Start with the tone. (Pinkish-red) – D

Up a full tone. (Orange) – E

Down a major third. (Purple) – C 

Down an octave. (Yellow) – C (an octave lower)

Up a perfect fifth. (White) – G

These are the tones and their corresponding colors that were bequeathed upon humanity by the extra-terrestrials in Close Encounters of the Third Kind and then relayed back to those aliens via a synthesizer and colored light patterns (and also a xylophone by a little kid). 

These tones establish contact with the aliens in the closing scenes, and also create the basis for the score of the entire film. They are, as best as can be surmised, the basis of a tonal language/alphabet that the aliens use to interact with the humans. In short, they are very important to the movie.

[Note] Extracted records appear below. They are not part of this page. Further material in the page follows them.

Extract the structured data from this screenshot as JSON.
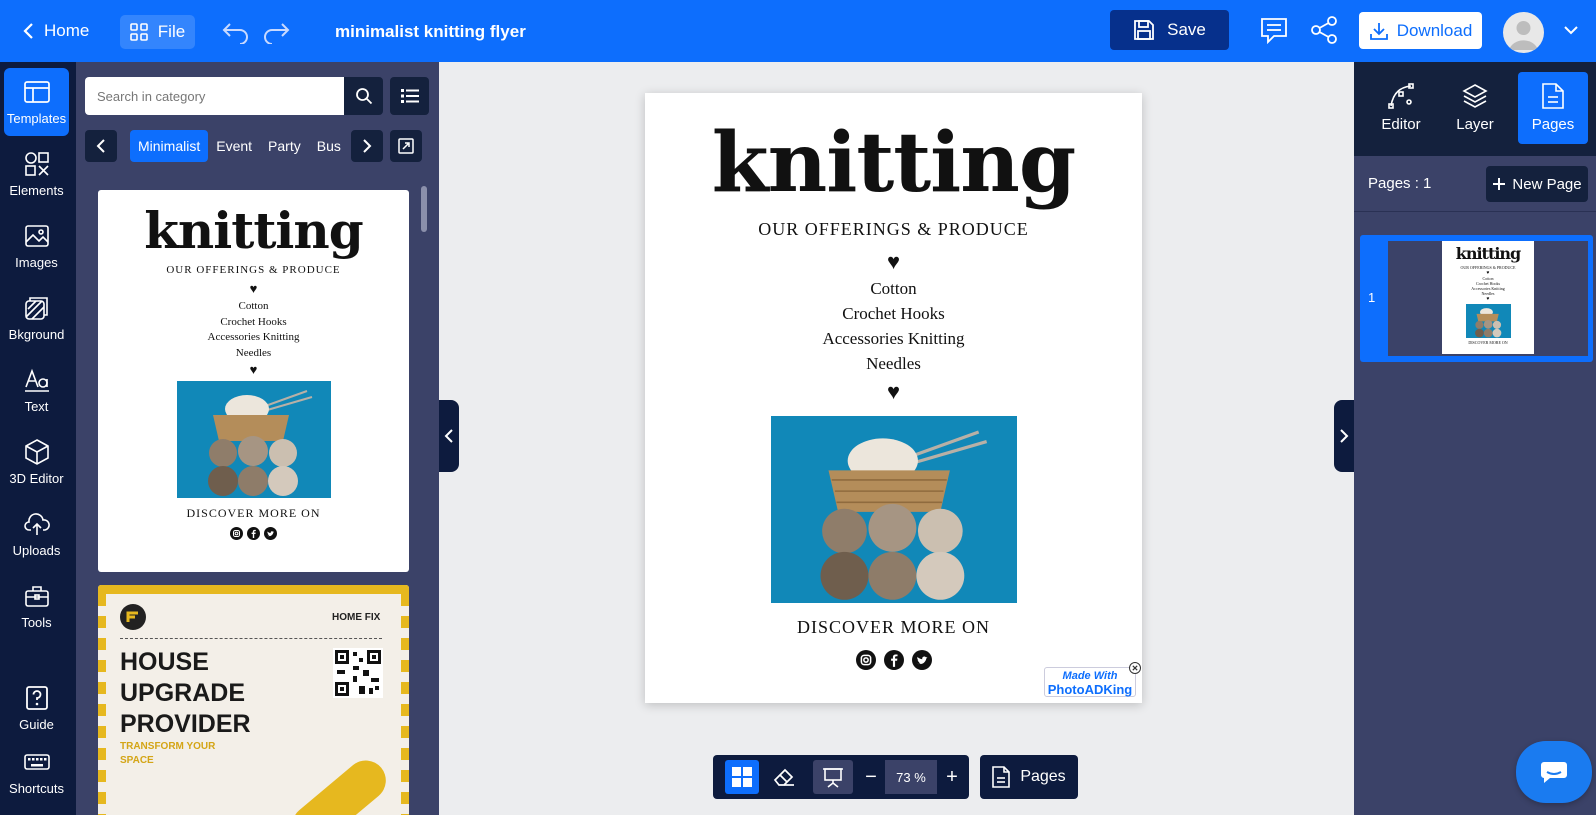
{
  "topbar": {
    "home_label": "Home",
    "file_label": "File",
    "doc_title": "minimalist knitting flyer",
    "save_label": "Save",
    "download_label": "Download"
  },
  "rail": {
    "items": [
      {
        "label": "Templates",
        "icon": "templates-icon"
      },
      {
        "label": "Elements",
        "icon": "elements-icon"
      },
      {
        "label": "Images",
        "icon": "images-icon"
      },
      {
        "label": "Bkground",
        "icon": "background-icon"
      },
      {
        "label": "Text",
        "icon": "text-icon"
      },
      {
        "label": "3D Editor",
        "icon": "cube-icon"
      },
      {
        "label": "Uploads",
        "icon": "upload-icon"
      },
      {
        "label": "Tools",
        "icon": "toolbox-icon"
      }
    ],
    "guide_label": "Guide",
    "shortcuts_label": "Shortcuts"
  },
  "panel": {
    "search_placeholder": "Search in category",
    "categories": [
      "Minimalist",
      "Event",
      "Party",
      "Bus"
    ],
    "card2": {
      "brand": "HOME FIX",
      "headline": [
        "HOUSE",
        "UPGRADE",
        "PROVIDER"
      ],
      "tagline": [
        "TRANSFORM YOUR",
        "SPACE"
      ]
    }
  },
  "flyer": {
    "title": "knitting",
    "subtitle": "OUR OFFERINGS & PRODUCE",
    "heart": "♥",
    "items": [
      "Cotton",
      "Crochet Hooks",
      "Accessories Knitting",
      "Needles"
    ],
    "cta": "DISCOVER MORE ON"
  },
  "watermark": {
    "line1": "Made With",
    "line2": "PhotoADKing"
  },
  "zoom": {
    "value": "73 %",
    "minus": "−",
    "plus": "+"
  },
  "pages_button_label": "Pages",
  "rpanel": {
    "tabs": [
      {
        "label": "Editor",
        "icon": "editor-icon"
      },
      {
        "label": "Layer",
        "icon": "layers-icon"
      },
      {
        "label": "Pages",
        "icon": "pages-icon"
      }
    ],
    "pages_count": "Pages : 1",
    "new_page_label": "New Page",
    "thumb_number": "1"
  },
  "colors": {
    "accent": "#0d6efd",
    "dark_navy": "#0d1b3e",
    "panel": "#3b4268",
    "save_button": "#06308c",
    "photo_bg": "#1188b8",
    "card_yellow": "#e6b81f"
  }
}
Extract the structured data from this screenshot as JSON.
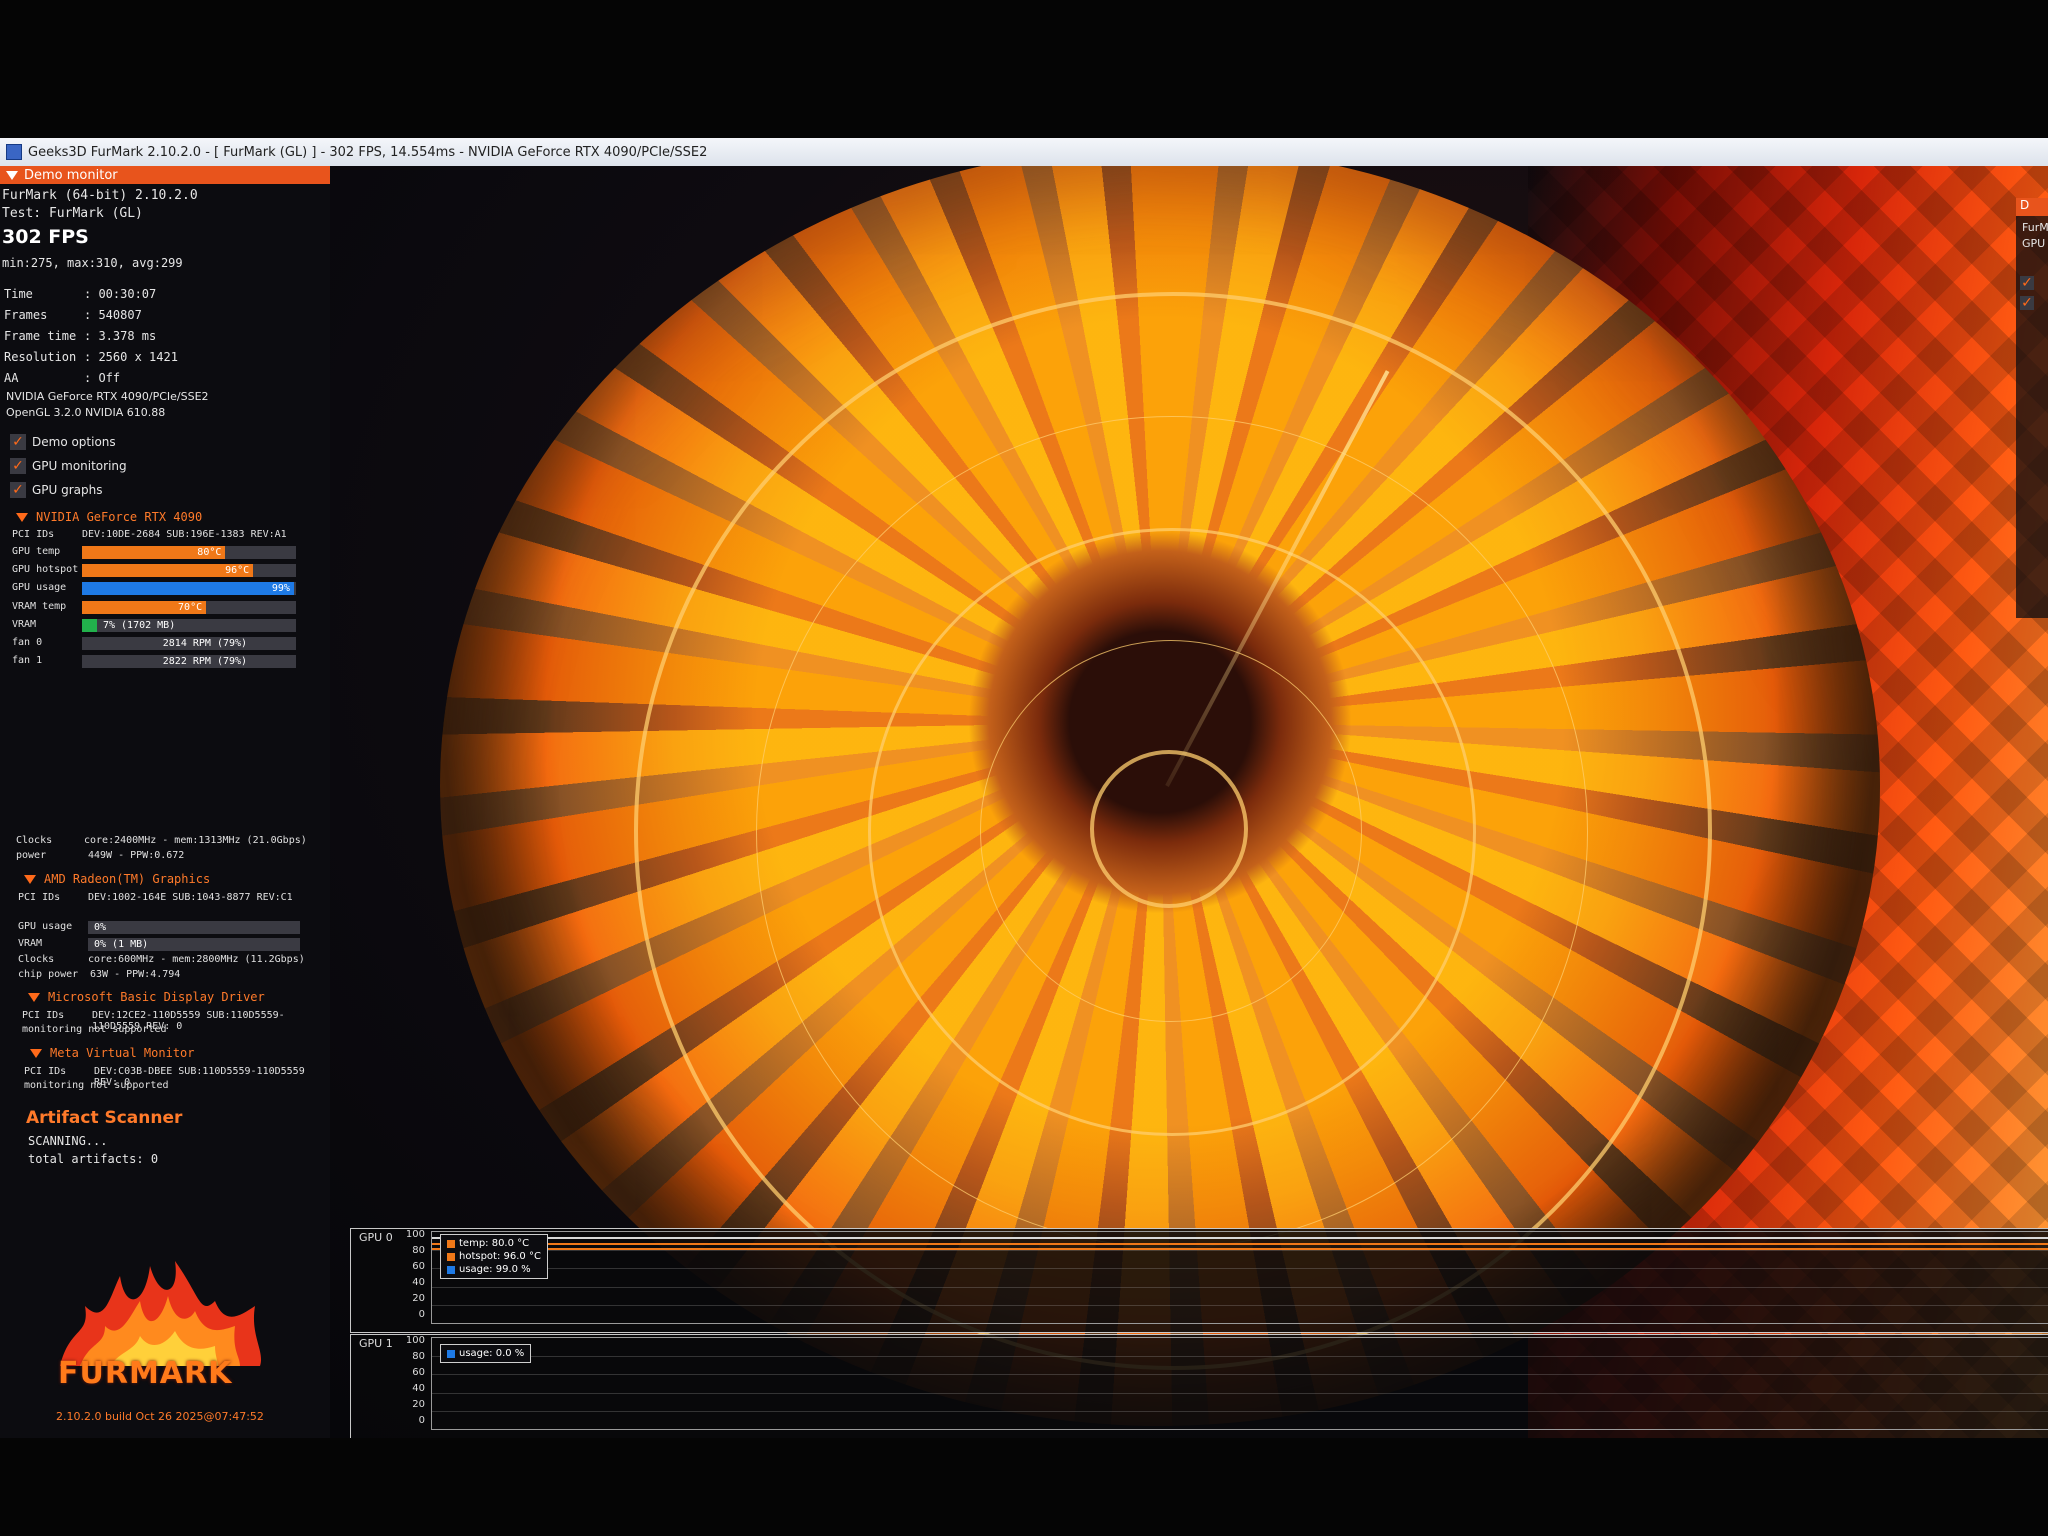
{
  "window": {
    "title": "Geeks3D FurMark 2.10.2.0 - [ FurMark (GL) ] - 302 FPS, 14.554ms - NVIDIA GeForce RTX 4090/PCIe/SSE2"
  },
  "panel": {
    "header": "Demo monitor",
    "app_line": "FurMark (64-bit) 2.10.2.0",
    "test_line": "Test: FurMark (GL)",
    "fps": "302 FPS",
    "fps_stats": "min:275, max:310, avg:299",
    "info": [
      {
        "label": "Time",
        "value": ": 00:30:07"
      },
      {
        "label": "Frames",
        "value": ": 540807"
      },
      {
        "label": "Frame time",
        "value": ": 3.378 ms"
      },
      {
        "label": "Resolution",
        "value": ": 2560 x 1421"
      },
      {
        "label": "AA",
        "value": ": Off"
      }
    ],
    "renderer": "NVIDIA GeForce RTX 4090/PCIe/SSE2",
    "opengl": "OpenGL 3.2.0 NVIDIA 610.88",
    "checkboxes": [
      "Demo options",
      "GPU monitoring",
      "GPU graphs"
    ]
  },
  "gpus": {
    "nvidia": {
      "name": "NVIDIA GeForce RTX 4090",
      "pci_label": "PCI IDs",
      "pci": "DEV:10DE-2684 SUB:196E-1383 REV:A1",
      "rows": [
        {
          "label": "GPU temp",
          "text": "80°C",
          "fill": 0.67,
          "color": "#f07818"
        },
        {
          "label": "GPU hotspot",
          "text": "96°C",
          "fill": 0.8,
          "color": "#f07818"
        },
        {
          "label": "GPU usage",
          "text": "99%",
          "fill": 0.99,
          "color": "#1e7ae6"
        },
        {
          "label": "VRAM temp",
          "text": "70°C",
          "fill": 0.58,
          "color": "#f07818"
        },
        {
          "label": "VRAM",
          "text": "7% (1702 MB)",
          "fill": 0.07,
          "color": "#22b14c"
        },
        {
          "label": "fan 0",
          "text": "2814 RPM (79%)",
          "fill": 0.79,
          "color": "#3a3a42"
        },
        {
          "label": "fan 1",
          "text": "2822 RPM (79%)",
          "fill": 0.79,
          "color": "#3a3a42"
        }
      ],
      "clocks_label": "Clocks",
      "clocks": "core:2400MHz - mem:1313MHz (21.0Gbps)",
      "power_label": "power",
      "power": "449W - PPW:0.672"
    },
    "amd": {
      "name": "AMD Radeon(TM) Graphics",
      "pci_label": "PCI IDs",
      "pci": "DEV:1002-164E SUB:1043-8877 REV:C1",
      "rows": [
        {
          "label": "GPU usage",
          "text": "0%",
          "fill": 0.0,
          "color": "#1e7ae6"
        },
        {
          "label": "VRAM",
          "text": "0% (1 MB)",
          "fill": 0.0,
          "color": "#22b14c"
        }
      ],
      "clocks_label": "Clocks",
      "clocks": "core:600MHz - mem:2800MHz (11.2Gbps)",
      "power_label": "chip power",
      "power": "63W - PPW:4.794"
    },
    "msbasic": {
      "name": "Microsoft Basic Display Driver",
      "pci_label": "PCI IDs",
      "pci": "DEV:12CE2-110D5559 SUB:110D5559-110D5559 REV: 0",
      "note": "monitoring not supported"
    },
    "meta": {
      "name": "Meta Virtual Monitor",
      "pci_label": "PCI IDs",
      "pci": "DEV:C03B-DBEE SUB:110D5559-110D5559 REV: 0",
      "note": "monitoring not supported"
    }
  },
  "artifact": {
    "title": "Artifact Scanner",
    "status": "SCANNING...",
    "count": "total artifacts: 0"
  },
  "logo": {
    "text": "FURMARK",
    "build": "2.10.2.0 build Oct 26 2025@07:47:52"
  },
  "graphs": [
    {
      "title": "GPU 0",
      "yticks": [
        "100",
        "80",
        "60",
        "40",
        "20",
        "0"
      ],
      "legend": [
        {
          "text": "temp: 80.0 °C",
          "color": "#f07818"
        },
        {
          "text": "hotspot: 96.0 °C",
          "color": "#f07818"
        },
        {
          "text": "usage: 99.0 %",
          "color": "#1e7ae6"
        }
      ]
    },
    {
      "title": "GPU 1",
      "yticks": [
        "100",
        "80",
        "60",
        "40",
        "20",
        "0"
      ],
      "legend": [
        {
          "text": "usage: 0.0 %",
          "color": "#1e7ae6"
        }
      ]
    }
  ],
  "right_panel": {
    "header": "D",
    "lines": [
      "FurM",
      "GPU"
    ]
  },
  "colors": {
    "accent": "#e8541c",
    "orange_text": "#ff7a2a"
  }
}
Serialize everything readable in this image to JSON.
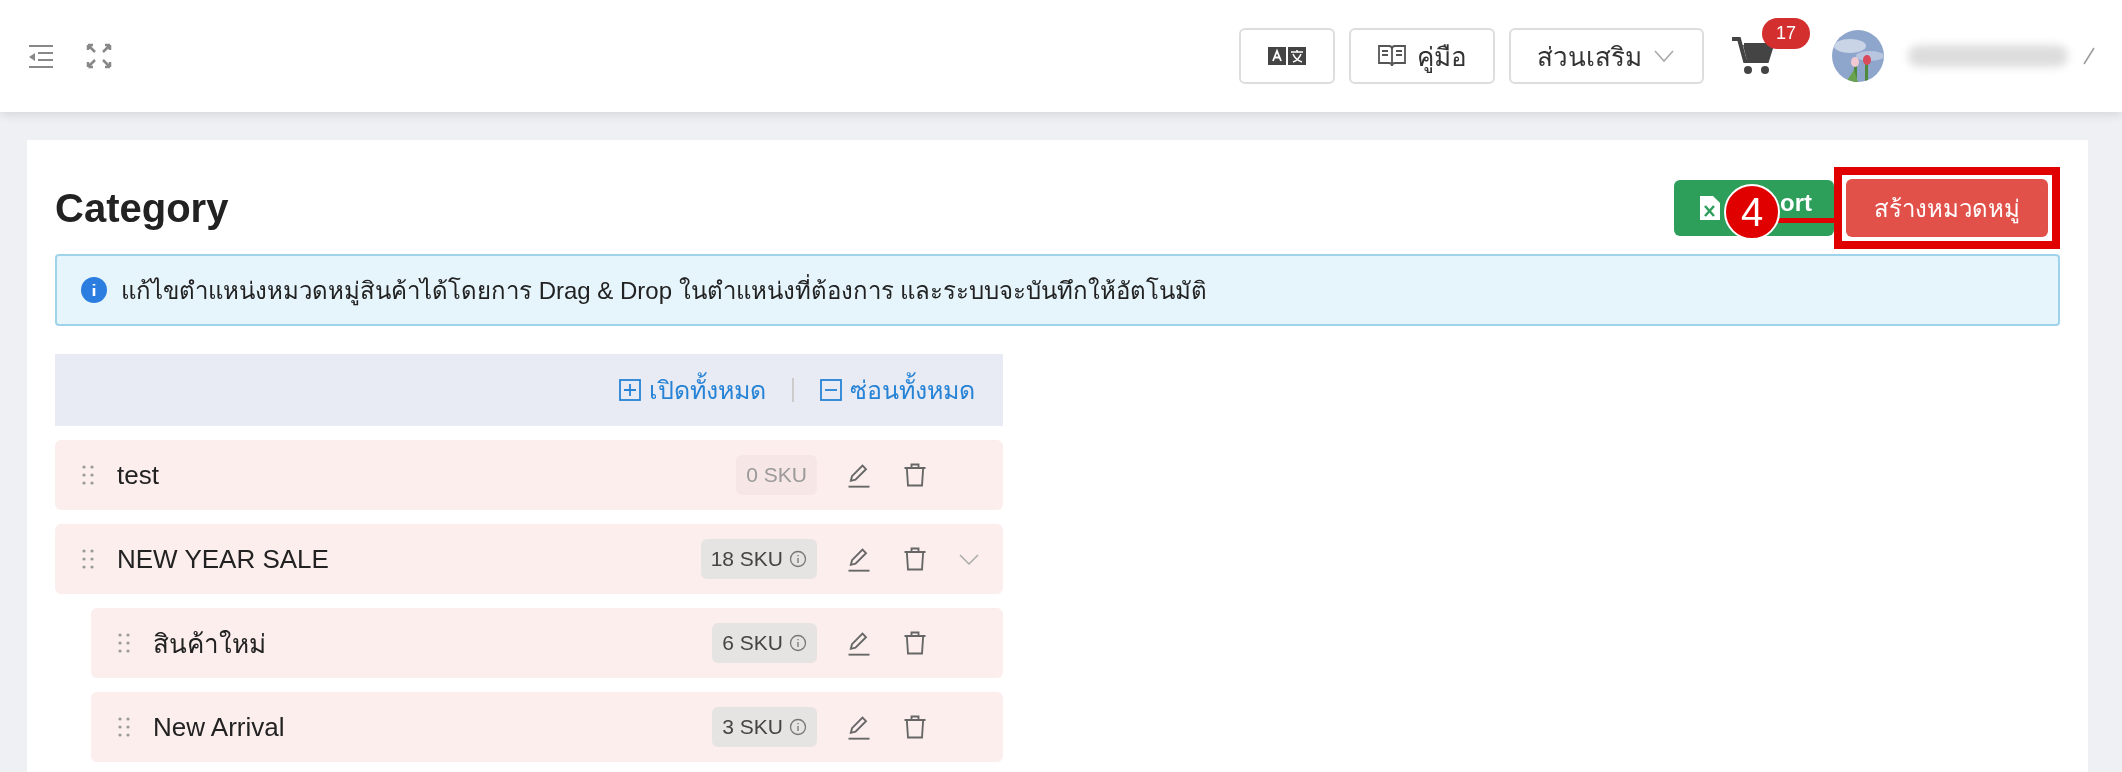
{
  "topbar": {
    "guide_label": "คู่มือ",
    "addons_label": "ส่วนเสริม",
    "cart_count": "17"
  },
  "page": {
    "title": "Category",
    "export_label": "ort",
    "create_label": "สร้างหมวดหมู่",
    "annotation": "4"
  },
  "info": {
    "text": "แก้ไขตำแหน่งหมวดหมู่สินค้าได้โดยการ Drag & Drop ในตำแหน่งที่ต้องการ และระบบจะบันทึกให้อัตโนมัติ"
  },
  "tree": {
    "expand_all": "เปิดทั้งหมด",
    "collapse_all": "ซ่อนทั้งหมด",
    "items": [
      {
        "name": "test",
        "sku": "0 SKU",
        "disabled": true
      },
      {
        "name": "NEW YEAR SALE",
        "sku": "18 SKU",
        "disabled": false,
        "expanded": true,
        "children": [
          {
            "name": "สินค้าใหม่",
            "sku": "6 SKU",
            "disabled": false
          },
          {
            "name": "New Arrival",
            "sku": "3 SKU",
            "disabled": false
          }
        ]
      }
    ]
  }
}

They also are, in my experience and of many others, what the viewer takes with them the most after seeing the film. Those tones replayed in my head, like a man trying to communicate with the mothership. I recalled the people in India, sitting at the spot of a UFO sighting, and as one, chanting the five tones over and over again, faces turned towards the ever-present heavens, alight with joy and expectation. The sounds made their way into pop culture, signifying that there may be aliens among us even to those who have not seen the movie. 

There is a foreignness to them, especially in that fourth note, that dips an octave and feels slightly off key, and in the way they end, with expectation and a lack of finality. But there is clear design, and comprehension- a composition to them as well. There is intelligence behind the design. They were not randomly thrown together, a feeling or a thought is being communicated through the tones, as music is wont to do. 

But the strangeness of the tones, and Close Encounters in general, is the lack of any clarity to the meaning of that collection of sounds. The scientists conclude, during the exchange with the mothership, that they are being taught a quasi-tonal alphabet. As one man put it, “It’s the first day of school fellas.” But even though the tones result in a reaction from the aliens, we don’t know what was communicated.